Auf den Warnstreik gut vorbereitet sind offenbar auch die Eltern schulpflichtiger Kinder. Wie die Stadtwerke durch  Pressesprecher Jan Koch auf Anfrage mitteilen,  sind  der reguläre Linienverkehr als auch die Zusatzfahrten im Schülerverkehr vom Streik betroffen. „Wir haben den Schulen  Bescheid gegeben, dass diese die Schüler und Eltern informieren sollen“, sagt Koch. Nicht vom Streik betroffen ist  der  von der Stadt Bayreuth organisierte Schülerverkehr. „Es hat sich keine einzige Schule gemeldet, dass  irgendwo Distanzunterricht hätte stattfinden müssen“, bilanziert Martin Richter, Schulrat bei den Staatlichen Schulämtern für die Grund- und Mittelschulen in Stadt und Landkreis Bayreuth. „Das hätten wir weitergeben müssen an die Regierung.“

Neben der EVG streikt auch  Verdi. Jessica Marcus,  Gewerkschaftssekretärin  Oberfranken-Ost und unter anderem zuständig für den Verkehrsbereich, ist zufrieden: „Weil viele Autobahnmeistereien vertreten waren und bei den   Stadtbussen keiner gefahren ist. Wir konnten ein starkes Signal   setzen.“  Für den Tarifvertrag Nahverkehr (TVN) fordert Verdi 10,5 Prozent mehr Lohn, mindestens aber 500 Euro pro Monat mehr.

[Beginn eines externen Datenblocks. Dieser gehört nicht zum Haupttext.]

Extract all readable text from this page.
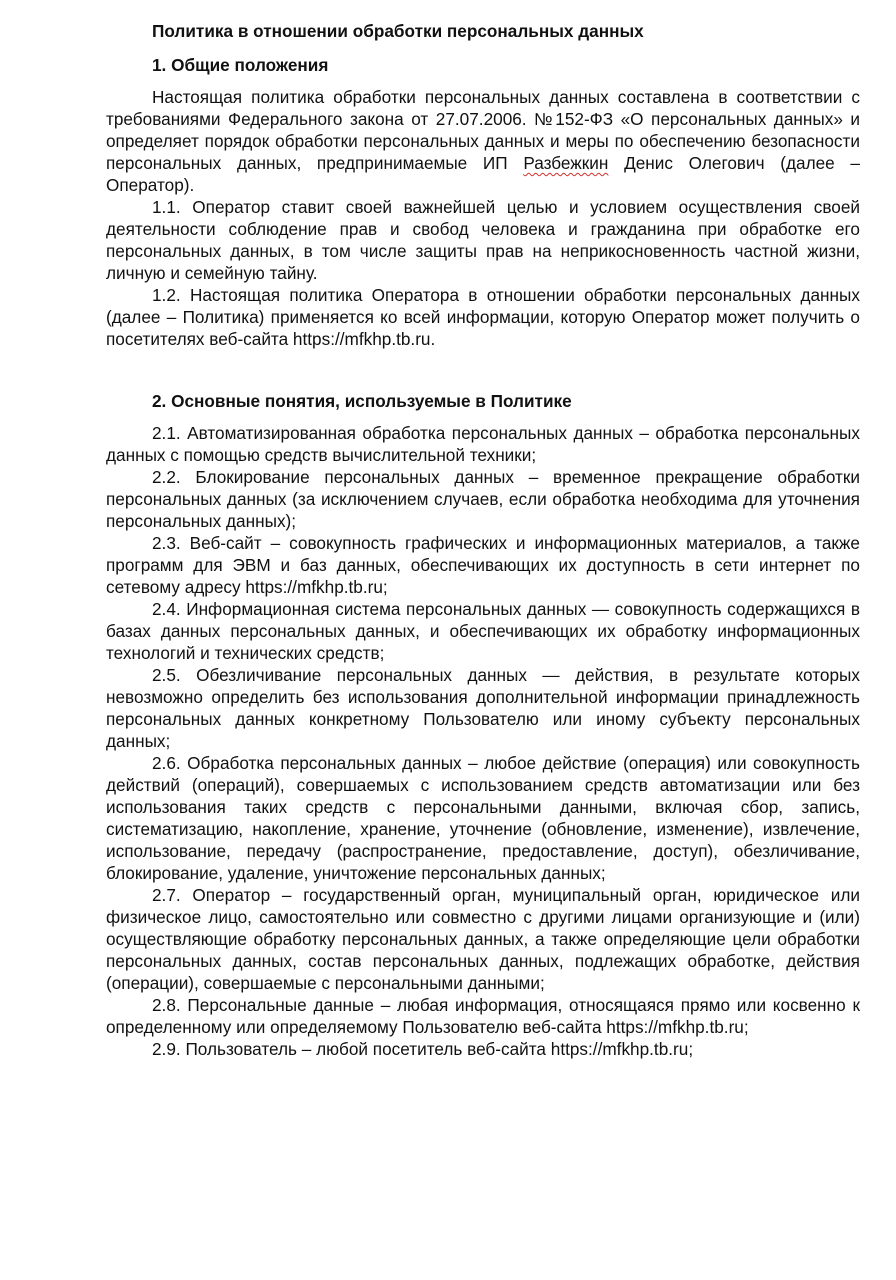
Политика в отношении обработки персональных данных
1. Общие положения

Настоящая политика обработки персональных данных составлена в соответствии с требованиями Федерального закона от 27.07.2006. №152-ФЗ «О персональных данных» и определяет порядок обработки персональных данных и меры по обеспечению безопасности персональных данных, предпринимаемые ИП Разбежкин Денис Олегович (далее – Оператор).

1.1. Оператор ставит своей важнейшей целью и условием осуществления своей деятельности соблюдение прав и свобод человека и гражданина при обработке его персональных данных, в том числе защиты прав на неприкосновенность частной жизни, личную и семейную тайну.

1.2. Настоящая политика Оператора в отношении обработки персональных данных (далее – Политика) применяется ко всей информации, которую Оператор может получить о посетителях веб-сайта https://mfkhp.tb.ru.

2. Основные понятия, используемые в Политике

2.1. Автоматизированная обработка персональных данных – обработка персональных данных с помощью средств вычислительной техники;

2.2. Блокирование персональных данных – временное прекращение обработки персональных данных (за исключением случаев, если обработка необходима для уточнения персональных данных);

2.3. Веб-сайт – совокупность графических и информационных материалов, а также программ для ЭВМ и баз данных, обеспечивающих их доступность в сети интернет по сетевому адресу https://mfkhp.tb.ru;

2.4. Информационная система персональных данных — совокупность содержащихся в базах данных персональных данных, и обеспечивающих их обработку информационных технологий и технических средств;

2.5. Обезличивание персональных данных — действия, в результате которых невозможно определить без использования дополнительной информации принадлежность персональных данных конкретному Пользователю или иному субъекту персональных данных;

2.6. Обработка персональных данных – любое действие (операция) или совокупность действий (операций), совершаемых с использованием средств автоматизации или без использования таких средств с персональными данными, включая сбор, запись, систематизацию, накопление, хранение, уточнение (обновление, изменение), извлечение, использование, передачу (распространение, предоставление, доступ), обезличивание, блокирование, удаление, уничтожение персональных данных;

2.7. Оператор – государственный орган, муниципальный орган, юридическое или физическое лицо, самостоятельно или совместно с другими лицами организующие и (или) осуществляющие обработку персональных данных, а также определяющие цели обработки персональных данных, состав персональных данных, подлежащих обработке, действия (операции), совершаемые с персональными данными;

2.8. Персональные данные – любая информация, относящаяся прямо или косвенно к определенному или определяемому Пользователю веб-сайта https://mfkhp.tb.ru;

2.9. Пользователь – любой посетитель веб-сайта https://mfkhp.tb.ru;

Für Auszubildende 200 Euro mehr. „Wir streiken nie, um  Leute zu stressen“, sagt Marcus. „Aber was, wenn der Nachwuchs der Busfahrer wegbricht?“ 2500 Euro brutto seien  zu unattraktiv. „Ernähren sie damit mal eine Familie.“

Zusätzlich streiken   auch  Mitarbeiter der Autobahn GmbH, Außenstelle Bayreuth.   Betroffen sind die Verwaltung sowie  zugehörige Autobahnmeistereien, etwa  Trockau und Thurnau. Dort geht es um den neuen Tarifvertrag Digitalisierung. „Es gab aber einen Notdienst für die Verkehrssicherheit“, sagt Marcus. Tunnel sind   frei und  der Winterdienst ist so bestückt, dass mindestens eine Fahrspur geräumt werden kann.

Polizeirelevant  wird der Montag nicht. „Bislang keine Einsätze mit Bezug zum Streik. Ein erhöhtes Verkehrsaufkommen war aus unserer Sicht ebenfalls nicht zu verzeichnen“, sagt eine Sprecherin des Polizeipräsidiums Oberfranken am Nachmittag.